I chuckle at that. I have flight anxiety, or what doctors call “aviophobia.” A more accurate term is “scared shitless” of plummeting to earth in an out-of-control plane, unable to do anything but scream before I’m incinerated in a massive fireball. Air travel is necessary for business, so to save myself from a full-blown panic attack, I usually have a few calming glasses of wine before I board. Flying with Mother, I’d have to drink a few bottles.

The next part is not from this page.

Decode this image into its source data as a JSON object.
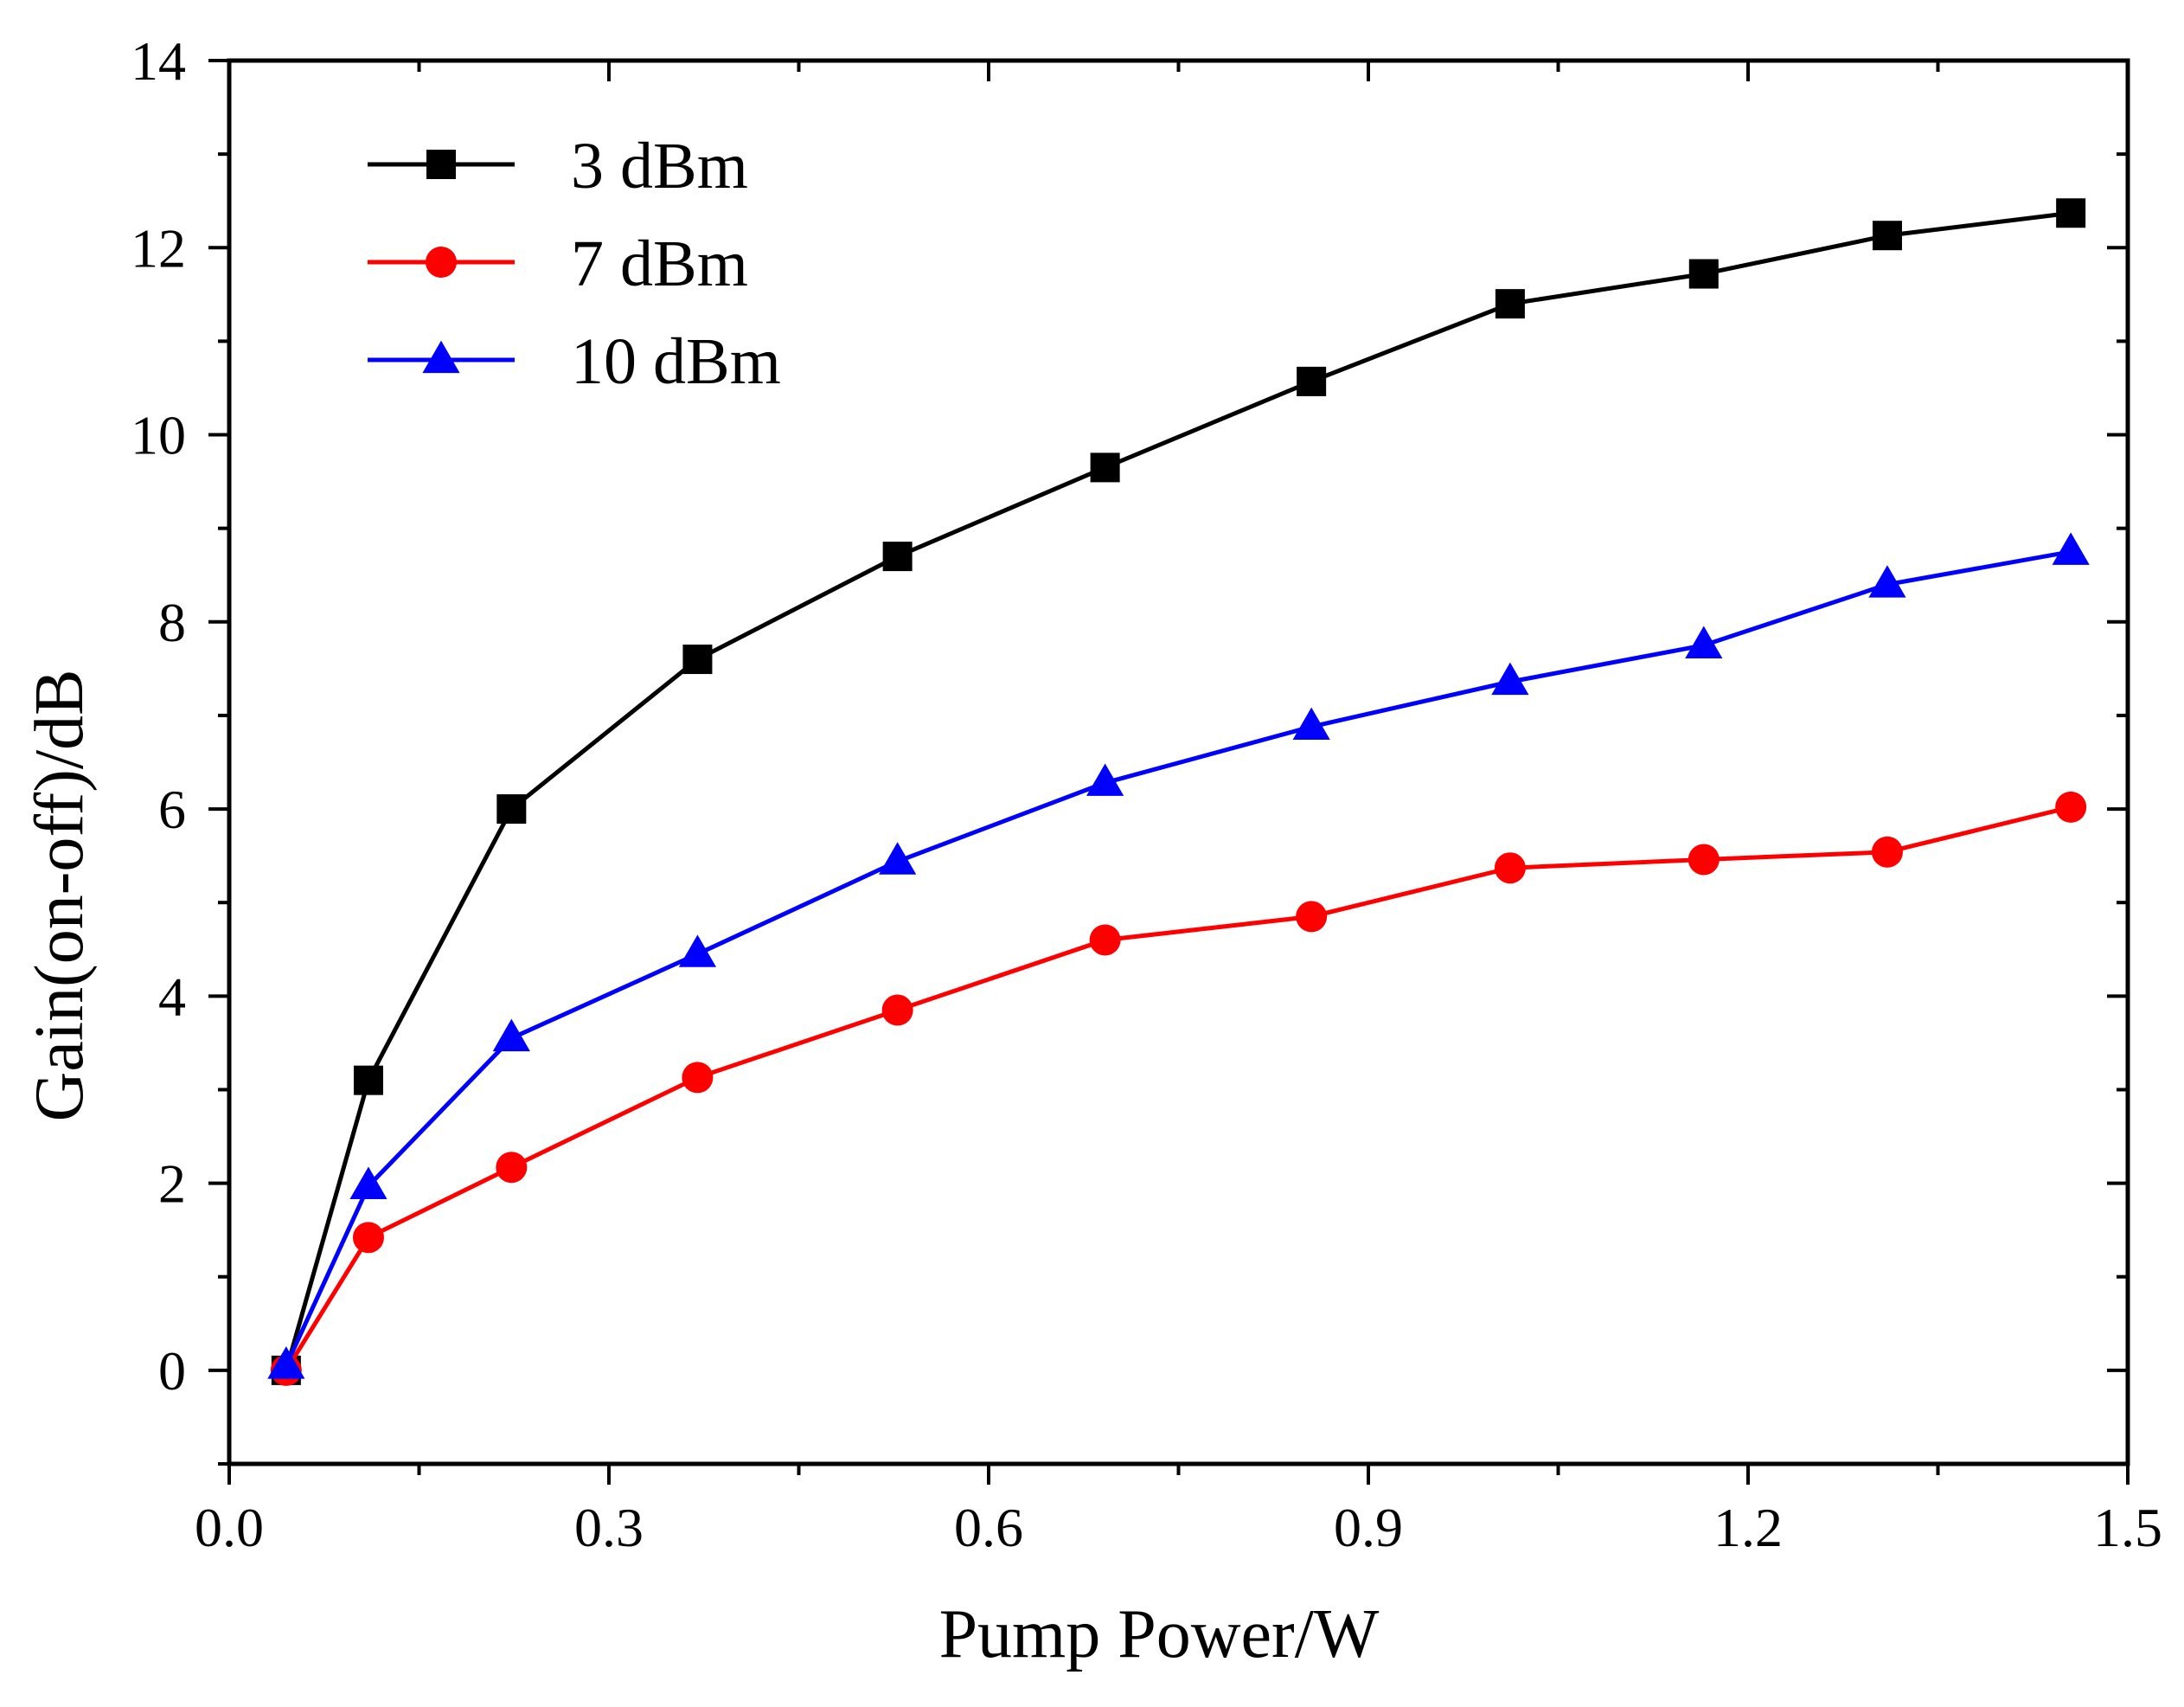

“I have to be near my kin.”

That’s the same “kin” who’d disowned my grandma Lily and my grandfather Bob—aka first-cousin-twice-removed Bob—and forced them to leave Louisiana. They’re also the same kin who welcomed Grandma Lily back only after her father died. Well, most of them anyway. Her frowny-faced brother Jasper usually stayed at his galley house in the French Quarter. On the few occasions that he was at Sutton Hall, the two didn’t speak. His twin, Jed, passed the same year as Bob, so no one knows if he would have been as cold to his only sister.

“That’s a long way to visit your kin, Mom.” I don’t remind her that there aren’t any “kin” left to visit. Not that I know of, anyway.

“I don’t want to visit. I want to live there.”

“What?” That’s insane. So insane I’d have to be out of my mind to agree to it. “We can’t move there.” The thought of actually moving Mom clear across the country is so daunting, my mind recoils with horror. “My life is here. Your life is here. What about Earl?” Suddenly, a visit doesn’t sound so bad. “We can vacation there for a few weeks. Stay at the Ritz, where it’s nice and air-conditioned, and drive to Sutton Hall as often as you’d like. We’ll get a two-bedroom suite with a balcony that overlooks the city.”

“You have to bury me with Momma and Grandmere,” she persists.

“We don’t have to worry about that for a long time.” I know the disease that has taken her memory will take her life, but I don’t want to think about burying my mother.

“I need to rest in Sutton soil.”

Technically, she wouldn’t rest in soil but in an aboveground vault.

“Suttons always return to our soil.” This is the first time I’ve heard of Sutton “soil,” but it would explain why Grandmother chose to be buried in the Sutton cemetery rather than in Tennessee next to the man she’d married over her family’s objections. I’ve always thought that the man who smiled and laughed and overfed anyone in his vicinity deserved better than an eternal blank spot under BELOVED WIFE on his gravestone.

“Please, Lou. I have so much left to do.”

There is fear in her voice, and we look at each other across the pillow. Through the darkness, her eyes are shiny with tears, and she isn’t smiling. Sometimes she cries out of confusion. Other times her mind is clear enough that she knows what is happening to her. I don’t know which is worse.

“You have to help me with my final resting spot.”

That is the last thing I want to do with my mother. No matter her shenanigans, I can’t imagine a life without her. I want to dog-paddle in the river of denial for as long as possible. “Mom, we have lots of time before we have to think about that.”